Sunday, February 12, 2012

Midnight in the Garden of Good and Evil

AUTHOR: John Berendt
PUBLISHED: 1999
GENRE: Non-Fiction

Midnight in the Garden of Good and Evil is the story of Jim Williams -
Wait.  I'm sorry.  I can't do it.  I can't lie to you, dear reader.  (Takes a deep breath.) I didn't actually read this book. 

No, I didn't watch the movie.  (I'm not that bad.)  I listened to it on CD.  I don't really feel that bad about this, because, as my daily commute is a total of 10 minutes, it took FOREVER to listen to it.  I started to miss NPR.  So I feel I've done my penance, thank you very much.
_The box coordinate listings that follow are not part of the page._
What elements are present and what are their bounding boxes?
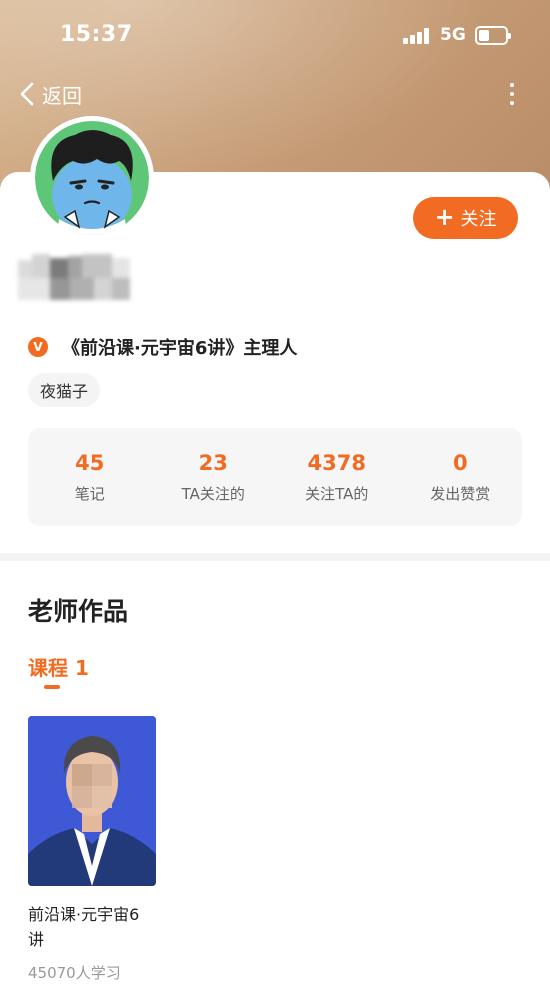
stat-notes[interactable]: 45 笔记	[28, 428, 152, 526]
username-blurred	[18, 254, 148, 302]
network-type: 5G	[440, 25, 466, 45]
tab-courses[interactable]: 课程 1	[28, 652, 89, 689]
stat-value: 0	[452, 450, 468, 475]
tab-label: 课程 1	[28, 656, 89, 680]
stat-tips-given[interactable]: 0 发出赞赏	[399, 428, 523, 526]
profile-title: 《前沿课·元宇宙6讲》主理人	[62, 338, 298, 359]
battery-icon	[475, 26, 511, 45]
stat-label: 关注TA的	[305, 484, 369, 503]
course-title: 前沿课·元宇宙6讲	[28, 905, 140, 949]
back-button[interactable]: 返回	[18, 78, 82, 110]
stat-value: 4378	[307, 450, 366, 475]
section-title: 老师作品	[28, 597, 129, 626]
plus-icon: +	[434, 203, 455, 231]
verified-badge-icon: V	[28, 337, 48, 357]
course-card[interactable]: 前沿课·元宇宙6讲 45070人学习	[28, 716, 156, 983]
profile-screen: 15:37 5G 返回 + 关注 V 《前沿课·元宇宙6讲》主理人 夜猫子 45…	[0, 0, 550, 1008]
profile-title-row: V 《前沿课·元宇宙6讲》主理人	[28, 334, 297, 360]
follow-label: 关注	[460, 209, 497, 230]
stat-followers[interactable]: 4378 关注TA的	[275, 428, 399, 526]
stats-panel: 45 笔记 23 TA关注的 4378 关注TA的 0 发出赞赏	[28, 428, 522, 526]
avatar[interactable]	[30, 116, 154, 240]
signal-icon	[403, 28, 431, 44]
avatar-image	[35, 121, 149, 235]
follow-button[interactable]: + 关注	[413, 197, 518, 239]
course-students: 45070人学习	[28, 964, 121, 982]
back-label: 返回	[42, 83, 82, 108]
section-divider	[0, 553, 550, 561]
chevron-left-icon	[20, 82, 34, 106]
status-bar: 15:37 5G	[0, 0, 550, 72]
stat-label: 发出赞赏	[430, 484, 491, 503]
stat-label: TA关注的	[181, 484, 245, 503]
stat-following[interactable]: 23 TA关注的	[152, 428, 276, 526]
status-time: 15:37	[60, 22, 133, 47]
stat-value: 23	[198, 450, 228, 475]
course-cover	[28, 716, 156, 886]
course-cover-image	[28, 716, 156, 886]
tab-indicator	[44, 685, 60, 689]
stat-label: 笔记	[74, 484, 105, 503]
profile-tag: 夜猫子	[28, 373, 101, 407]
stat-value: 45	[75, 450, 105, 475]
more-options-icon[interactable]	[502, 80, 522, 108]
nav-bar: 返回	[0, 72, 550, 116]
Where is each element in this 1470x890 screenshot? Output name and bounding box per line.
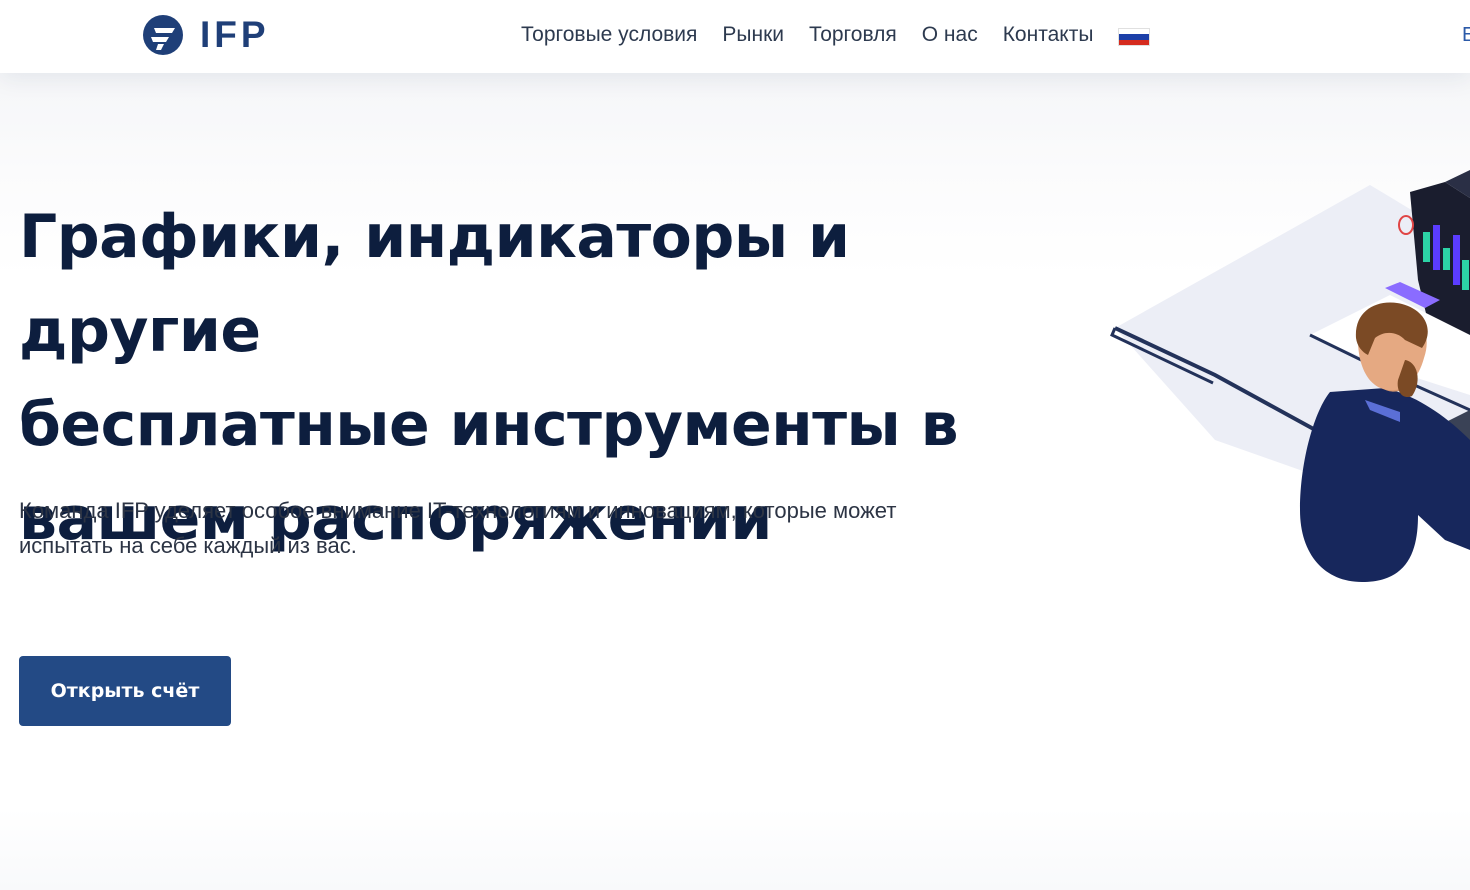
- site-header: IFP Торговые условия Рынки Торговля О на…: [0, 0, 1470, 73]
- trader-illustration: [1110, 170, 1470, 582]
- logo-link[interactable]: IFP: [142, 14, 270, 56]
- headline-line-2: бесплатные инструменты в: [19, 390, 959, 460]
- main-nav: Торговые условия Рынки Торговля О нас Ко…: [521, 21, 1151, 49]
- nav-trading-conditions[interactable]: Торговые условия: [521, 21, 697, 49]
- page: IFP Торговые условия Рынки Торговля О на…: [0, 0, 1470, 890]
- nav-trading[interactable]: Торговля: [809, 21, 897, 49]
- hero-description: Команда IFP уделяет особое внимание IT-т…: [19, 493, 999, 563]
- nav-about[interactable]: О нас: [922, 21, 978, 49]
- russia-flag-icon[interactable]: [1118, 28, 1151, 46]
- description-line-1: Команда IFP уделяет особое внимание IT-т…: [19, 498, 897, 523]
- logo-icon: [143, 15, 183, 55]
- open-account-button[interactable]: Открыть счёт: [19, 656, 231, 726]
- logo-text: IFP: [200, 14, 270, 55]
- headline-line-1: Графики, индикаторы и другие: [19, 202, 850, 366]
- nav-markets[interactable]: Рынки: [722, 21, 784, 49]
- header-edge-text[interactable]: E: [1462, 22, 1470, 48]
- description-line-2: испытать на себе каждый из вас.: [19, 533, 357, 558]
- nav-contacts[interactable]: Контакты: [1003, 21, 1094, 49]
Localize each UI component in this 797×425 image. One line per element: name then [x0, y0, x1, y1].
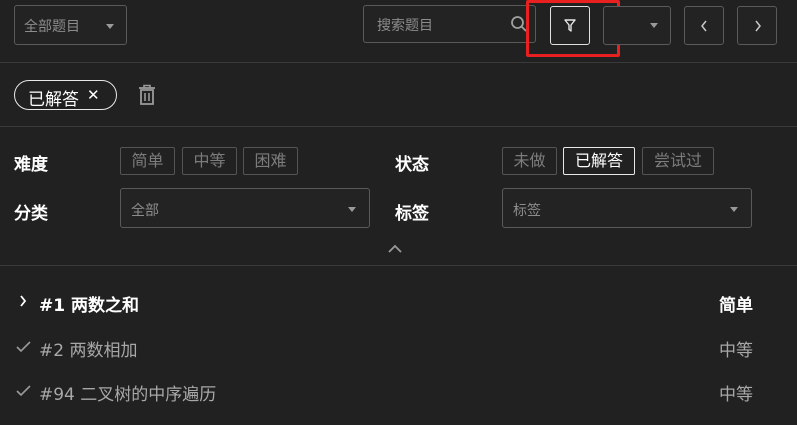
divider	[0, 265, 797, 266]
difficulty-label: 难度	[14, 155, 48, 175]
problem-title: #2 两数相加	[39, 341, 138, 361]
chevron-down-icon	[730, 207, 738, 212]
category-filter-value: 全部	[131, 203, 159, 219]
close-icon[interactable]: ✕	[87, 86, 100, 104]
category-select-value: 全部题目	[24, 19, 80, 35]
active-filter-chip[interactable]: 已解答 ✕	[14, 80, 117, 110]
chevron-down-icon	[650, 23, 658, 28]
problem-difficulty: 简单	[719, 296, 753, 316]
problem-difficulty: 中等	[719, 341, 753, 361]
difficulty-option-medium[interactable]: 中等	[182, 147, 237, 175]
category-filter-select[interactable]: 全部	[120, 188, 370, 228]
problem-title: #94 二叉树的中序遍历	[39, 385, 217, 405]
list-item[interactable]: #1 两数之和 简单	[0, 284, 797, 320]
problem-difficulty: 中等	[719, 385, 753, 405]
divider	[0, 126, 797, 127]
chevron-left-icon	[701, 20, 707, 32]
status-label: 状态	[395, 155, 429, 175]
check-icon	[16, 341, 31, 353]
status-option-solved[interactable]: 已解答	[563, 147, 635, 175]
check-icon	[16, 385, 31, 397]
status-option-attempted[interactable]: 尝试过	[642, 147, 714, 175]
prev-page-button[interactable]	[684, 6, 724, 45]
category-label: 分类	[14, 204, 48, 224]
active-filter-label: 已解答	[28, 90, 79, 110]
sort-select[interactable]	[603, 6, 671, 45]
divider	[0, 62, 797, 63]
status-option-todo[interactable]: 未做	[502, 147, 557, 175]
tag-filter-select[interactable]: 标签	[502, 188, 752, 228]
search-input[interactable]: 搜索题目	[377, 15, 433, 35]
next-page-button[interactable]	[737, 6, 777, 45]
chevron-right-icon	[755, 20, 761, 32]
difficulty-option-easy[interactable]: 简单	[120, 147, 175, 175]
filter-icon	[564, 19, 576, 32]
tag-label: 标签	[395, 204, 429, 224]
chevron-down-icon	[348, 207, 356, 212]
difficulty-option-hard[interactable]: 困难	[243, 147, 298, 175]
list-item[interactable]: #2 两数相加 中等	[0, 329, 797, 365]
trash-icon[interactable]	[138, 84, 156, 105]
problem-title: #1 两数之和	[39, 296, 139, 316]
category-select[interactable]: 全部题目	[14, 5, 127, 45]
search-field[interactable]: 搜索题目	[363, 5, 536, 43]
tag-filter-placeholder: 标签	[513, 203, 541, 219]
chevron-down-icon	[106, 24, 114, 29]
list-item[interactable]: #94 二叉树的中序遍历 中等	[0, 373, 797, 409]
filter-button[interactable]	[550, 6, 590, 45]
collapse-chevron-up-icon[interactable]	[386, 243, 404, 255]
chevron-right-icon	[20, 295, 27, 307]
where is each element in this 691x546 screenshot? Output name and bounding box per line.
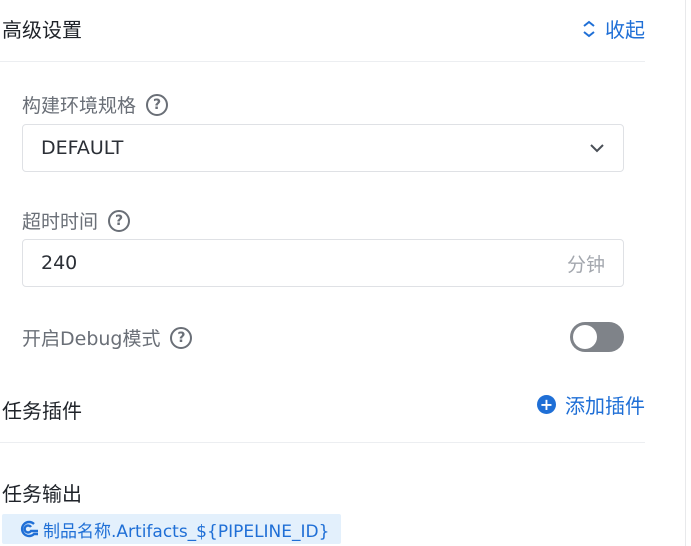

Midnight takes place in Savannah, Georgia, that beautiful representation of the Old South.  Old-fashioned and secluded, Savannah does things its own way.*  That doesn't mean it's boring, as Berendt learns.  His main focus is Jim Williams, a social-climbing antique dealer who ends up being tried 3 times for the murder of Danny Hansford, local hustler and part-time employee.  Then there are the subplots, which include but are not limited to: Chablis, the cross-dressing cabaret star who makes Berendt her own personal chauffeur; Joe Odam, the piano-playing lawyer who apparently has an extreme aversion to paying rent (or bills of any kind); Luther Driggers, who may or may not poison Savannah's water supply; and a myriad of other characters that don't just make brief cameos but stick around for entire chapters at a time.  There's so much going on in this book that it feels like 3 or 4 books instead of 1, leaving the reader to wonder how the author is ever going to tie it all together.
As it turns out, he couldn't.  Or didn't want to.   It really doesn't matter.  Each story is interesting, but stuck all together, the whole thing starts to wear on you.  Most of them don't ever get a decent ending.  Berendt leaves Chablis at the Black Cotillion Ball and we never hear from her again, despite the fact that at least 3 or 4 chapters have been devoted to her; the reader just ends up wondering why he brought her up to begin with.  Still, it's an intriguing look into a lovely city, one that has intentionally hidden itself away from the rest of the world.  If nothing else, it'll make you want to take a trip down below the Mason-Dixon line.

LENGTH: 416 pages (or 14 very long CDs)
MAINSTREAM OR NOT: It got made into a movie with John Cusack and Kevin Spacey.
SO, SHOULD I READ IT OR NOT?: I'm still undecided.  If you do, however, actually read it.  The CDs are just too much.

*The only thing I knew about Savannah is that it had banished Rhett Butler after he took a girl out for an unsupervised carraige ride, and then refused to marry her.